Dialysis Patient Citizens

Grassroots Advocacy: Our mission is to elevate the patient voice with policy makers, so perhaps nothing is more important than the work we do to empower our members. This includes on-line advocacy tools, advertising to encourage action, and additional outreach to our members.

Patient Education, Membership Services and other programs: DPC works hard to engage our members as well as to recruit additional advocates. Those efforts include preparing electronic communications/newsletters, hosting multiple conference calls, developing detailed resources for our website, producing a variety of print/electronic materials to support their efforts, participation in various meetings and conferences, collaboration with multiple coalition partners, and more.

State Advocacy: Much of health care is regulated at the state level, especially insurance coverage. As a result, DPC has a robust program to engage with state policy makers, including state insurance commissioners and state legislators.

Federal Advocacy: Systemwide change is often only accomplished through federal regulation or legislation. DPC has multiple staff and consultants working with our members to elevate the patient voice.
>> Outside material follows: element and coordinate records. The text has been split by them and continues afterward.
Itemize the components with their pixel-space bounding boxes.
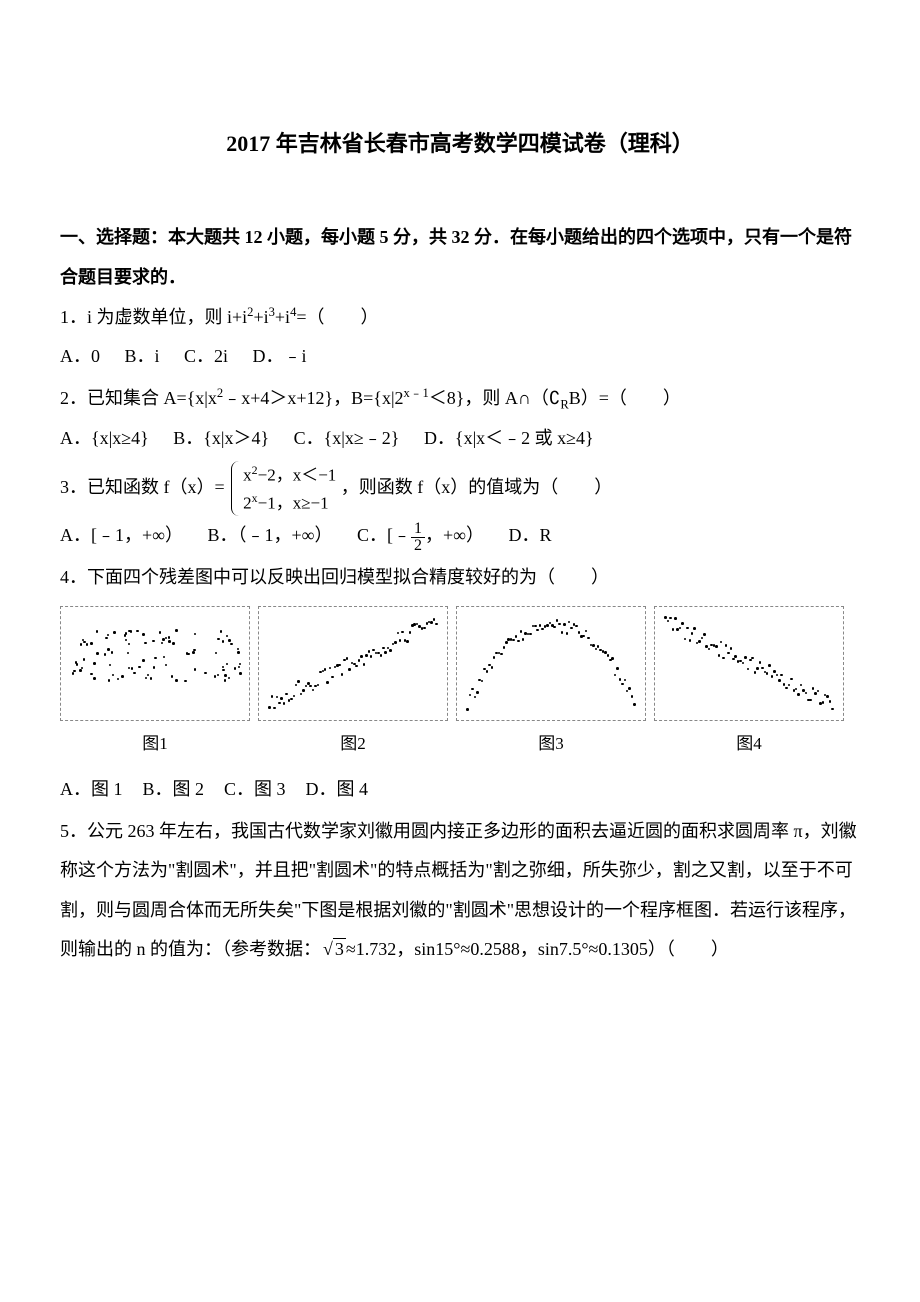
q1-optD: D．﹣i — [253, 346, 307, 366]
plot3-label: 图3 — [538, 725, 564, 762]
q2-optC: C．{x|x≥﹣2} — [294, 428, 400, 448]
frac-num: 1 — [411, 521, 425, 538]
plot2-label: 图2 — [340, 725, 366, 762]
question-4: 4．下面四个残差图中可以反映出回归模型拟合精度较好的为（ ） 图1 图2 图3 … — [60, 558, 860, 810]
piecewise-function: x2−2，x＜−1 2x−1，x≥−1 — [229, 461, 336, 517]
q1-mid1: +i — [253, 307, 268, 327]
question-5: 5．公元 263 年左右，我国古代数学家刘徽用圆内接正多边形的面积去逼近圆的面积… — [60, 812, 860, 970]
question-1: 1．i 为虚数单位，则 i+i2+i3+i4=（ ） A．0 B．i C．2i … — [60, 298, 860, 377]
q3-optC-suffix: ，+∞） — [425, 525, 484, 545]
case1-a: x — [243, 465, 252, 484]
page-title: 2017 年吉林省长春市高考数学四模试卷（理科） — [60, 120, 860, 168]
q2-mid1: ﹣x+4＞x+12}，B={x|2 — [223, 388, 403, 408]
q2-text: 2．已知集合 A={x|x2﹣x+4＞x+12}，B={x|2x﹣1＜8}，则 … — [60, 379, 860, 419]
q2-compsub: R — [560, 397, 568, 411]
q4-text: 4．下面四个残差图中可以反映出回归模型拟合精度较好的为（ ） — [60, 558, 860, 598]
q2-optD: D．{x|x＜﹣2 或 x≥4} — [424, 428, 594, 448]
plot1-label: 图1 — [142, 725, 168, 762]
q4-optC: C．图 3 — [224, 779, 286, 799]
fraction: 12 — [411, 521, 425, 554]
piecewise-case1: x2−2，x＜−1 — [243, 461, 336, 489]
residual-plot-3 — [456, 606, 646, 721]
sqrt-symbol: 3 — [321, 930, 346, 970]
q2-suffix: B）=（ ） — [569, 388, 681, 408]
q2-options: A．{x|x≥4} B．{x|x＞4} C．{x|x≥﹣2} D．{x|x＜﹣2… — [60, 419, 860, 459]
q2-mid2: ＜8}，则 A∩（ — [429, 388, 549, 408]
q2-optB: B．{x|x＞4} — [173, 428, 269, 448]
q1-text-prefix: 1．i 为虚数单位，则 i+i — [60, 307, 247, 327]
q2-prefix: 2．已知集合 A={x|x — [60, 388, 217, 408]
residual-plot-2 — [258, 606, 448, 721]
residual-plot-1 — [60, 606, 250, 721]
plot4-container: 图4 — [654, 606, 844, 762]
q3-optD: D．R — [508, 525, 551, 545]
question-3: 3．已知函数 f（x）= x2−2，x＜−1 2x−1，x≥−1 ，则函数 f（… — [60, 461, 860, 556]
q3-options: A．[﹣1，+∞） B．（﹣1，+∞） C．[﹣12，+∞） D．R — [60, 516, 860, 556]
piecewise-case2: 2x−1，x≥−1 — [243, 489, 336, 517]
residual-plot-4 — [654, 606, 844, 721]
q2-optA: A．{x|x≥4} — [60, 428, 149, 448]
q1-optA: A．0 — [60, 346, 100, 366]
sqrt-radicand: 3 — [333, 938, 346, 959]
plot1-container: 图1 — [60, 606, 250, 762]
q5-text: 5．公元 263 年左右，我国古代数学家刘徽用圆内接正多边形的面积去逼近圆的面积… — [60, 812, 860, 970]
q3-optB: B．（﹣1，+∞） — [207, 525, 332, 545]
q1-optC: C．2i — [184, 346, 228, 366]
q4-options: A．图 1 B．图 2 C．图 3 D．图 4 — [60, 770, 860, 810]
q4-optD: D．图 4 — [306, 779, 369, 799]
q3-prefix: 3．已知函数 f（x）= — [60, 477, 225, 497]
plot3-container: 图3 — [456, 606, 646, 762]
q1-options: A．0 B．i C．2i D．﹣i — [60, 337, 860, 377]
frac-den: 2 — [411, 538, 425, 554]
q5-part2: ≈1.732，sin15°≈0.2588，sin7.5°≈0.1305）（ ） — [346, 939, 729, 959]
q1-suffix: =（ ） — [296, 307, 378, 327]
q3-optC: C．[﹣12，+∞） — [357, 525, 488, 545]
residual-plots-row: 图1 图2 图3 图4 — [60, 606, 860, 762]
question-2: 2．已知集合 A={x|x2﹣x+4＞x+12}，B={x|2x﹣1＜8}，则 … — [60, 379, 860, 459]
q2-sup2: x﹣1 — [404, 386, 429, 400]
case2-b: −1，x≥−1 — [258, 493, 329, 512]
plot4-label: 图4 — [736, 725, 762, 762]
complement-symbol: ∁ — [549, 388, 560, 408]
q1-text: 1．i 为虚数单位，则 i+i2+i3+i4=（ ） — [60, 298, 860, 338]
plot2-container: 图2 — [258, 606, 448, 762]
case1-b: −2，x＜−1 — [258, 465, 337, 484]
q1-mid2: +i — [275, 307, 290, 327]
q3-optA: A．[﹣1，+∞） — [60, 525, 183, 545]
q1-optB: B．i — [125, 346, 160, 366]
q3-suffix: ，则函数 f（x）的值域为（ ） — [341, 477, 613, 497]
q3-text: 3．已知函数 f（x）= x2−2，x＜−1 2x−1，x≥−1 ，则函数 f（… — [60, 461, 860, 517]
q4-optB: B．图 2 — [143, 779, 205, 799]
section-header: 一、选择题：本大题共 12 小题，每小题 5 分，共 32 分．在每小题给出的四… — [60, 218, 860, 297]
q4-optA: A．图 1 — [60, 779, 123, 799]
case2-a: 2 — [243, 493, 252, 512]
q3-optC-prefix: C．[﹣ — [357, 525, 411, 545]
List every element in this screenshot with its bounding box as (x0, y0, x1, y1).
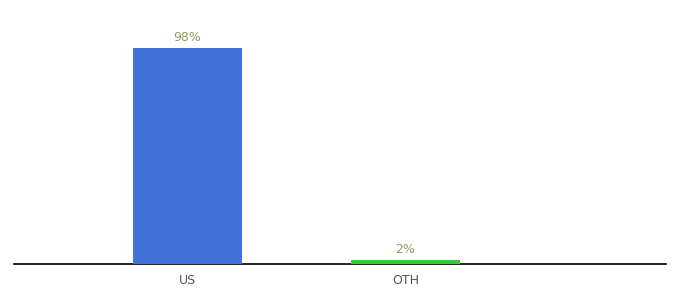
Bar (133, 47, 242, 264)
Bar (351, 260, 460, 264)
Text: 98%: 98% (174, 31, 201, 44)
Text: 2%: 2% (395, 243, 415, 256)
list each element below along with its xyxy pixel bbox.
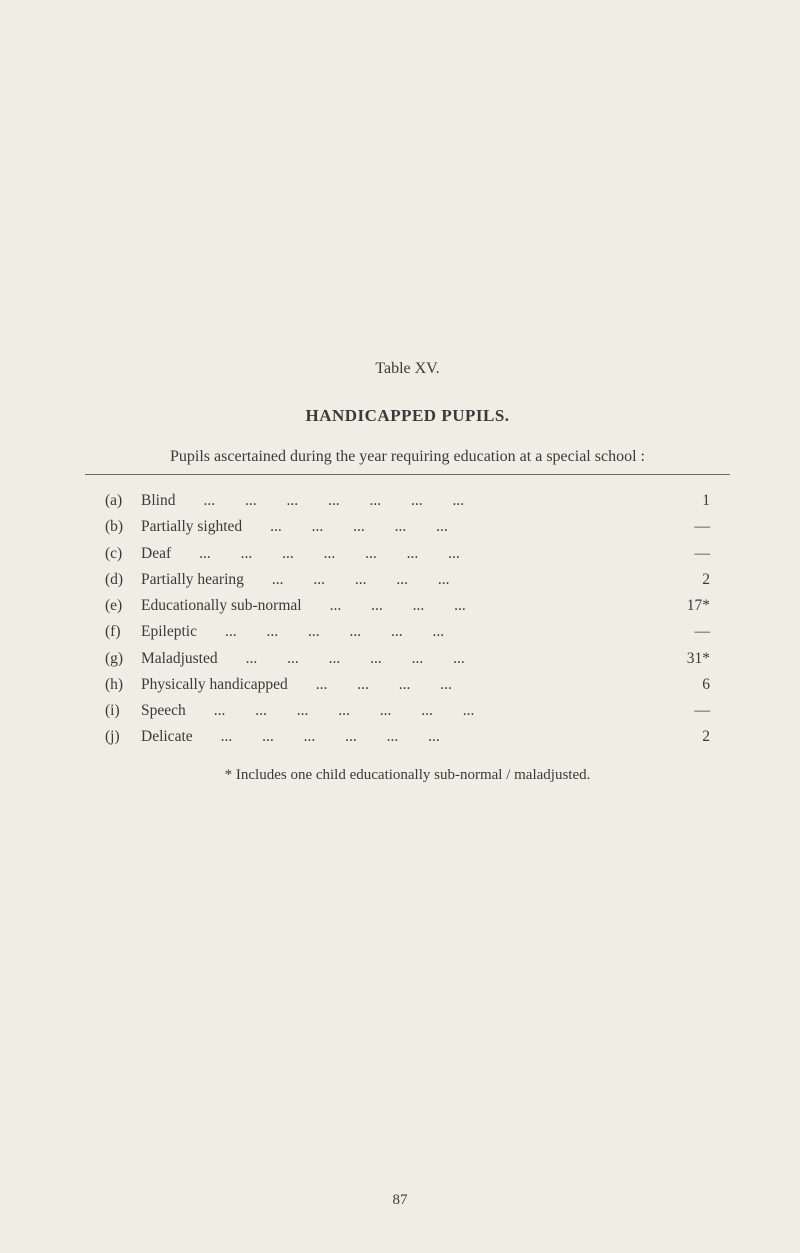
list-row: (j) Delicate ... ... ... ... ... ... 2: [105, 725, 710, 748]
footnote: * Includes one child educationally sub-n…: [85, 767, 730, 784]
row-label: Speech: [141, 699, 186, 722]
row-value: —: [655, 542, 710, 565]
row-label: Partially hearing: [141, 568, 244, 591]
row-marker: (h): [105, 673, 141, 696]
list-row: (c) Deaf ... ... ... ... ... ... ... —: [105, 542, 710, 565]
row-marker: (b): [105, 515, 141, 538]
row-marker: (g): [105, 647, 141, 670]
row-dots: ... ... ... ... ... ... ...: [171, 542, 460, 565]
row-marker: (c): [105, 542, 141, 565]
row-dots: ... ... ... ...: [288, 673, 452, 696]
row-marker: (d): [105, 568, 141, 591]
row-dots: ... ... ... ...: [302, 594, 466, 617]
row-label: Physically handicapped: [141, 673, 288, 696]
row-marker: (i): [105, 699, 141, 722]
row-label: Maladjusted: [141, 647, 218, 670]
row-dots: ... ... ... ... ... ... ...: [186, 699, 475, 722]
row-dots: ... ... ... ... ...: [244, 568, 450, 591]
content: Table XV. HANDICAPPED PUPILS. Pupils asc…: [85, 360, 730, 784]
row-value: —: [655, 620, 710, 643]
list-row: (b) Partially sighted ... ... ... ... ..…: [105, 515, 710, 538]
row-value: 6: [655, 673, 710, 696]
row-value: 31*: [655, 647, 710, 670]
row-dots: ... ... ... ... ... ...: [193, 725, 440, 748]
row-label: Educationally sub-normal: [141, 594, 302, 617]
row-label: Deaf: [141, 542, 171, 565]
row-label: Delicate: [141, 725, 193, 748]
row-dots: ... ... ... ... ...: [242, 515, 448, 538]
row-label: Blind: [141, 489, 175, 512]
row-value: 2: [655, 568, 710, 591]
row-marker: (f): [105, 620, 141, 643]
list-row: (i) Speech ... ... ... ... ... ... ... —: [105, 699, 710, 722]
divider: [85, 474, 730, 475]
page-number: 87: [0, 1192, 800, 1209]
table-label: Table XV.: [85, 360, 730, 378]
list-row: (f) Epileptic ... ... ... ... ... ... —: [105, 620, 710, 643]
subtitle: Pupils ascertained during the year requi…: [85, 448, 730, 466]
list-row: (d) Partially hearing ... ... ... ... ..…: [105, 568, 710, 591]
row-value: —: [655, 699, 710, 722]
list-row: (a) Blind ... ... ... ... ... ... ... 1: [105, 489, 710, 512]
pupils-list: (a) Blind ... ... ... ... ... ... ... 1 …: [85, 489, 730, 749]
row-label: Partially sighted: [141, 515, 242, 538]
list-row: (g) Maladjusted ... ... ... ... ... ... …: [105, 647, 710, 670]
row-marker: (e): [105, 594, 141, 617]
page: Table XV. HANDICAPPED PUPILS. Pupils asc…: [0, 0, 800, 1253]
row-label: Epileptic: [141, 620, 197, 643]
list-row: (e) Educationally sub-normal ... ... ...…: [105, 594, 710, 617]
row-dots: ... ... ... ... ... ...: [197, 620, 444, 643]
page-title: HANDICAPPED PUPILS.: [85, 406, 730, 426]
row-value: —: [655, 515, 710, 538]
row-value: 2: [655, 725, 710, 748]
list-row: (h) Physically handicapped ... ... ... .…: [105, 673, 710, 696]
row-value: 17*: [655, 594, 710, 617]
row-value: 1: [655, 489, 710, 512]
row-dots: ... ... ... ... ... ... ...: [175, 489, 464, 512]
row-marker: (j): [105, 725, 141, 748]
row-marker: (a): [105, 489, 141, 512]
row-dots: ... ... ... ... ... ...: [218, 647, 465, 670]
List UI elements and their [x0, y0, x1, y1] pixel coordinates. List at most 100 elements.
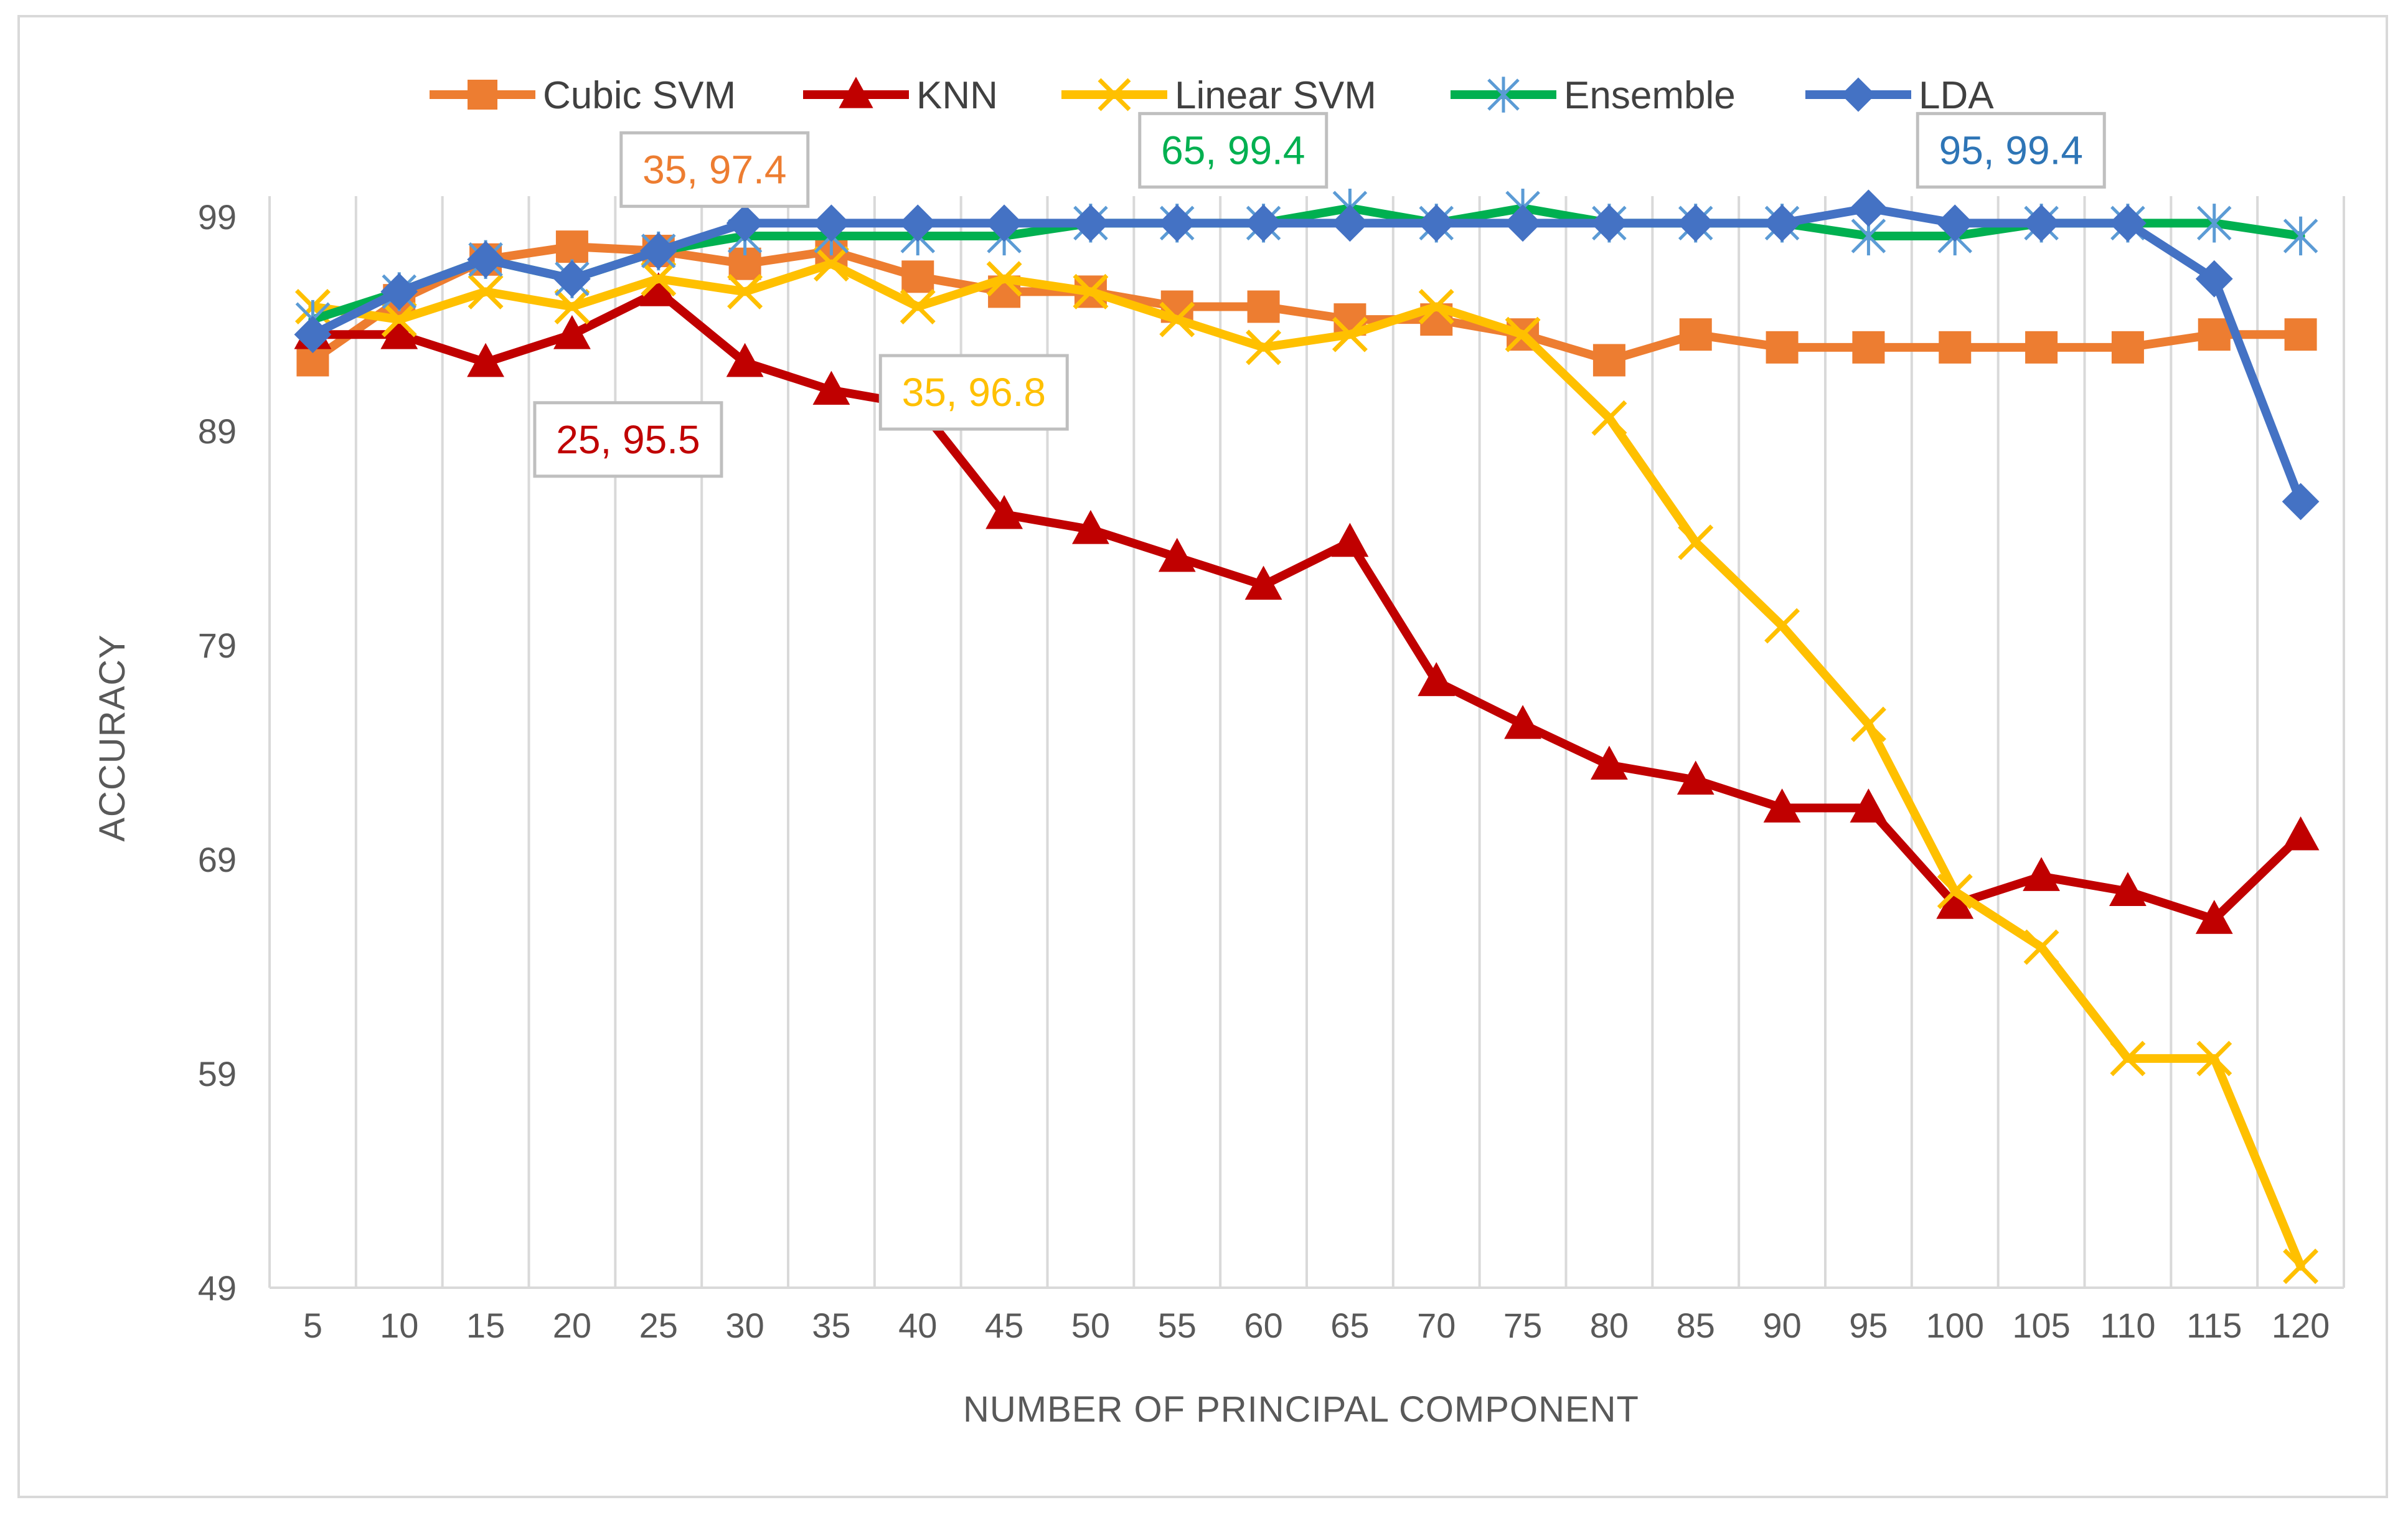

Public Relations: DPC works to educate the public on issues affecting kidney disease patients, which includes media outreach, digital advertising and social media engagement.

Patient Fly-ins: We bring our patient advocates to Washington, DC to meet with their legislators and Administration officials on a regular basis. These efforts help to remind policy makers that real people are impacted by their decisions, and that it is not just a line-item in the budget they are considering.

Legal Advocacy: DPC is committed to protecting the access to care for kidney disease patients. Whether challenging the inappropriate behavior of insurers in the courts, or unconstitutional laws enacted by policy makers with potentially devastating unintended consequences.